OS ENCANTOS DESTA SALOMÉ
Você conhece Salomé Parísio? Se não conhece e é fã de MPB dos anos 1950 para trás, precisa conhecer. Além de boa cantora, Salomé é a mais antiga vedete brasileira ainda em atividade, aos 73 anos de carreira ininterrupta e aparentando bem menos que seus 91 anos de idade cronológica. E ela acaba de ganhar uma homenagem à altura: o livro Salomé Parísio, O Rouxinol Do Norte, escrito por Thaïs Matarazzo, Diego Nunes e Fábio Siqueira.

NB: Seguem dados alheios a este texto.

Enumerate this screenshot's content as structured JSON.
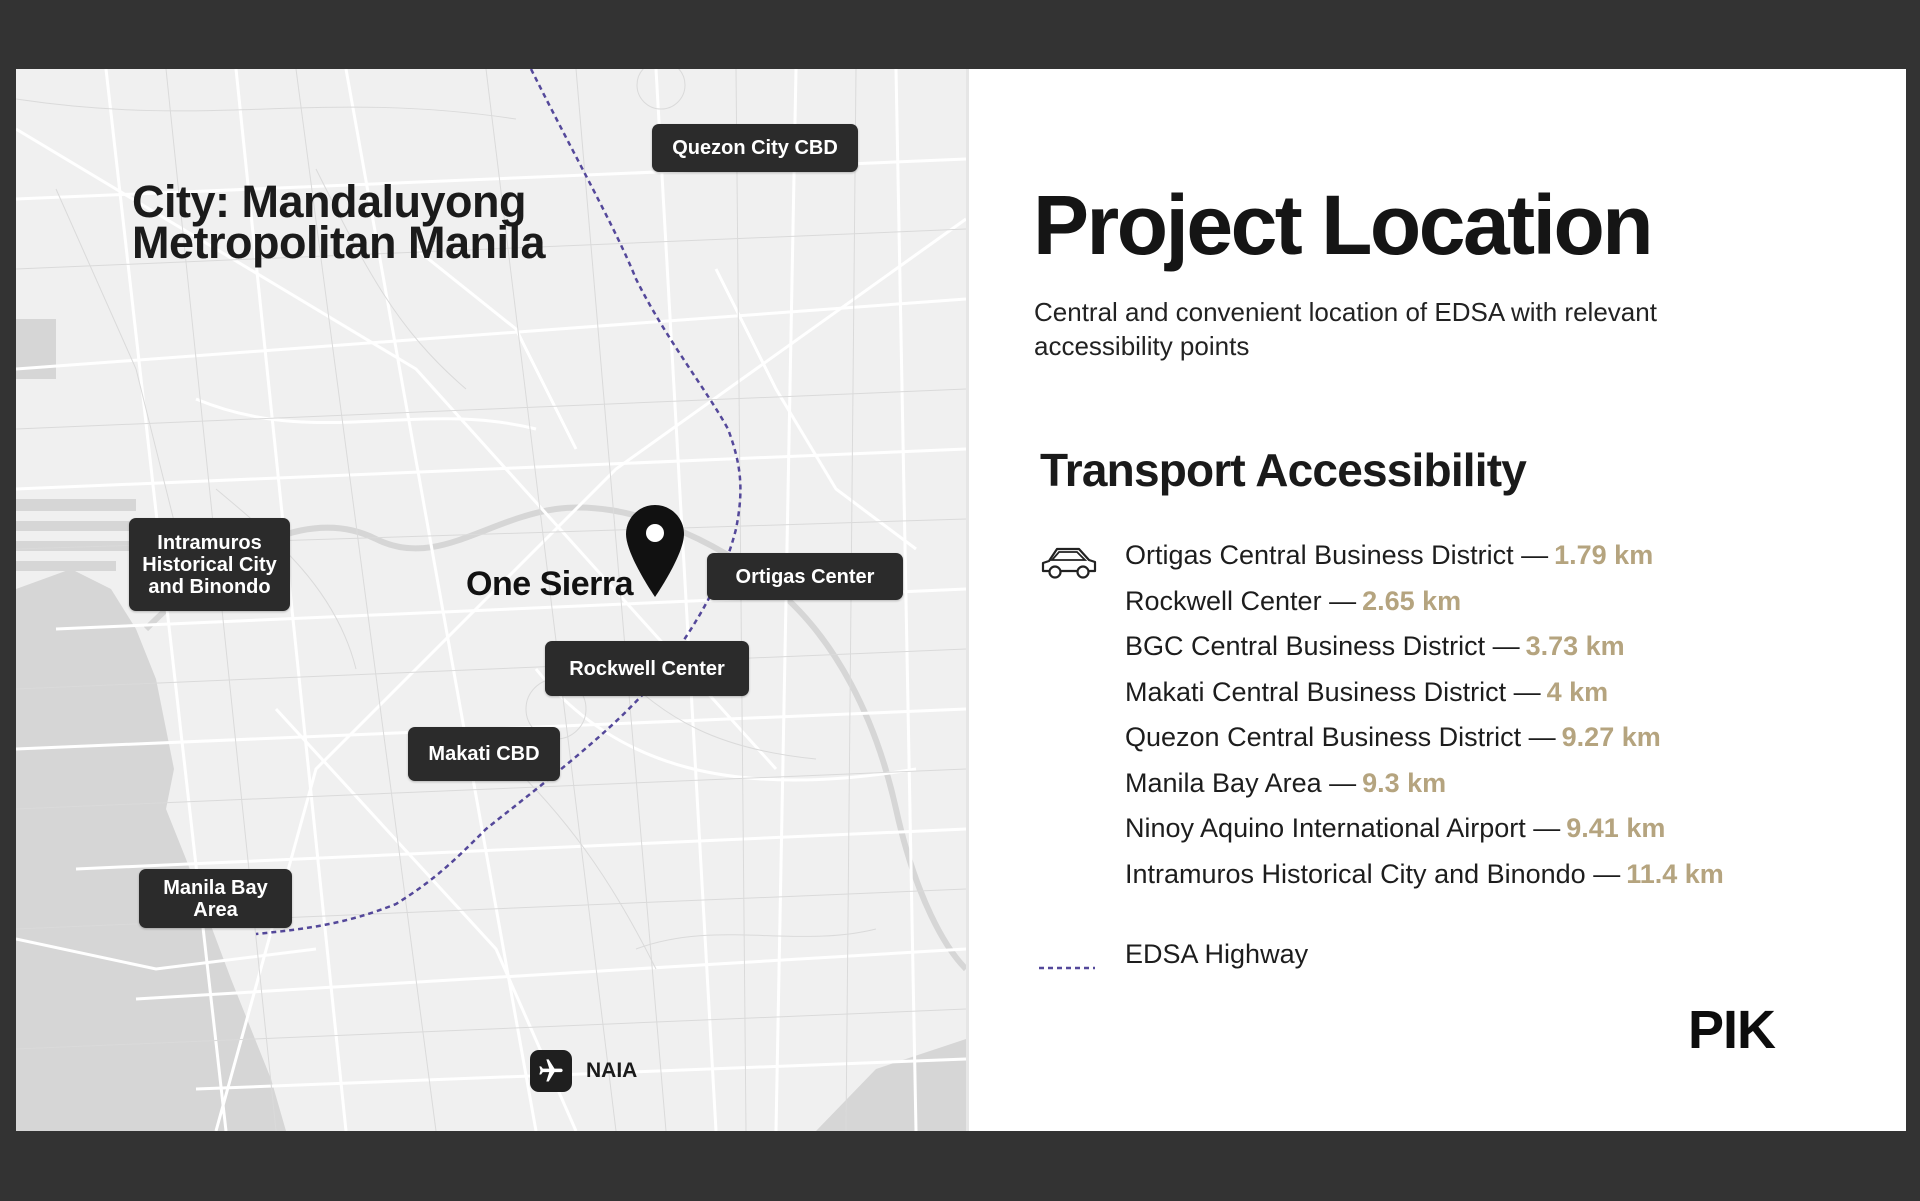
{
  "map": {
    "city_line1": "City: Mandaluyong",
    "city_line2": "Metropolitan Manila",
    "project_name": "One Sierra",
    "labels": {
      "quezon": "Quezon City CBD",
      "intramuros": [
        "Intramuros",
        "Historical City",
        "and Binondo"
      ],
      "ortigas": "Ortigas Center",
      "rockwell": "Rockwell Center",
      "makati": "Makati CBD",
      "manila_bay": [
        "Manila Bay",
        "Area"
      ]
    },
    "airport_label": "NAIA",
    "airport_icon": "airplane-icon",
    "pin_icon": "map-pin-icon",
    "colors": {
      "water": "#d6d6d6",
      "land": "#f0f0f0",
      "roads": "#ffffff",
      "edsa": "#54489a"
    }
  },
  "info": {
    "title": "Project Location",
    "subtitle": "Central and convenient location of EDSA with relevant accessibility points",
    "section_title": "Transport Accessibility",
    "transport_icon": "car-icon",
    "destinations": [
      {
        "name": "Ortigas Central Business District —",
        "distance": "1.79 km"
      },
      {
        "name": "Rockwell Center —",
        "distance": "2.65 km"
      },
      {
        "name": "BGC Central Business District —",
        "distance": "3.73 km"
      },
      {
        "name": "Makati Central Business District —",
        "distance": "4 km"
      },
      {
        "name": "Quezon Central Business District —",
        "distance": "9.27 km"
      },
      {
        "name": "Manila Bay Area —",
        "distance": "9.3 km"
      },
      {
        "name": "Ninoy Aquino International Airport —",
        "distance": "9.41 km"
      },
      {
        "name": "Intramuros Historical City and Binondo  —",
        "distance": "11.4 km"
      }
    ],
    "legend_label": "EDSA Highway",
    "logo": "PIK",
    "colors": {
      "distance": "#b5a47f",
      "text": "#1d1d1d"
    }
  }
}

Nascida Dulce de Jesus Parísio de Lira na cidade pernambucana de Bonito em 1921, Salomé teve uma infância materialmente pobre mas artisticamente rica e rodeada de música; seu pai era violonista amador e viveu promovendo saraus caseiros até falecer em 1926 ou 1927, quando nossa amiga tinha apenas cinco anos. Aos nove ela já subia em caixotes vazios de querosene e mandava ver e ouvir em modinhas, valsas, choros e cantigas do folclore; aos treze, morando no Recife, conheceu os blocos de frevo e, como dizem os pernambucanos, “pronto!” Salomé lembra que naquele tempo “lá só tinha frevo, não se sambava, não”, mas foi o suficiente para a guria resolver ser cantora de vez. Inclusive, ela cantava no coro da igreja da Penha, no Recife, mas vivia sendo repreendida pelo padre por seu pecado de brincar no Carnaval. Aos 17 anos ela tornou-se noviça, mas foi expulsa do convento por outro grande pecado, o de subir numa goiabeira e atirar longe goiabas para “uns loucos” que gostavam de andar pela rua vestidos como Adão correrem para apanhá-las.
Aos 17 anos, em 1939, a menina ainda chamada Dulce tornou-se “cantora do rádio”, no caso a PRA-8, Rádio Clube de Pernambuco (que disputa com a Rádio Sociedade do Rio de Janeiro a primazia de primeira emissora brasílica, bom assunto para outra ocasião). Ela chegou a cantar a valsa “Minha Adoração”, do conterrâneo Nelson Ferreira (e sucesso com Francisco Alves), acompanhada pelo próprio Nelson ao piano. E foi também Nelson Ferreira que sugeriu a ela o nome artístico de Salomé, isso em 1942. Ela poderia ter se inspirado na sedutora personagem bíblica, mas na verdade escolheu o nome de sua mãe, que era Josefa Salomé Parísio de Lira. E sabem por quê ela não adorou de vez o nome Dulce? O Brasil estava em plena segunda guerra mundial e temeu-se que “Dulce” fosse entendido como “Duce”, alusão ao ditador Benito Mussolini. Foi ainda de Nelson, em dupla com o locutor Abílio de Castro, que Salomé ganhou dois eslôgans, “A Garota da Voz Doçura” e “O Rouxinol do Norte”.
Houve até um lance digno de Chiquinha Gonzaga. Salomé tinha um namorado firme que não gostava da ideia de namorar uma artista. Um dia ele impôs: ou ele ou a música. E Salomé não teve dúvida: escolheu a música.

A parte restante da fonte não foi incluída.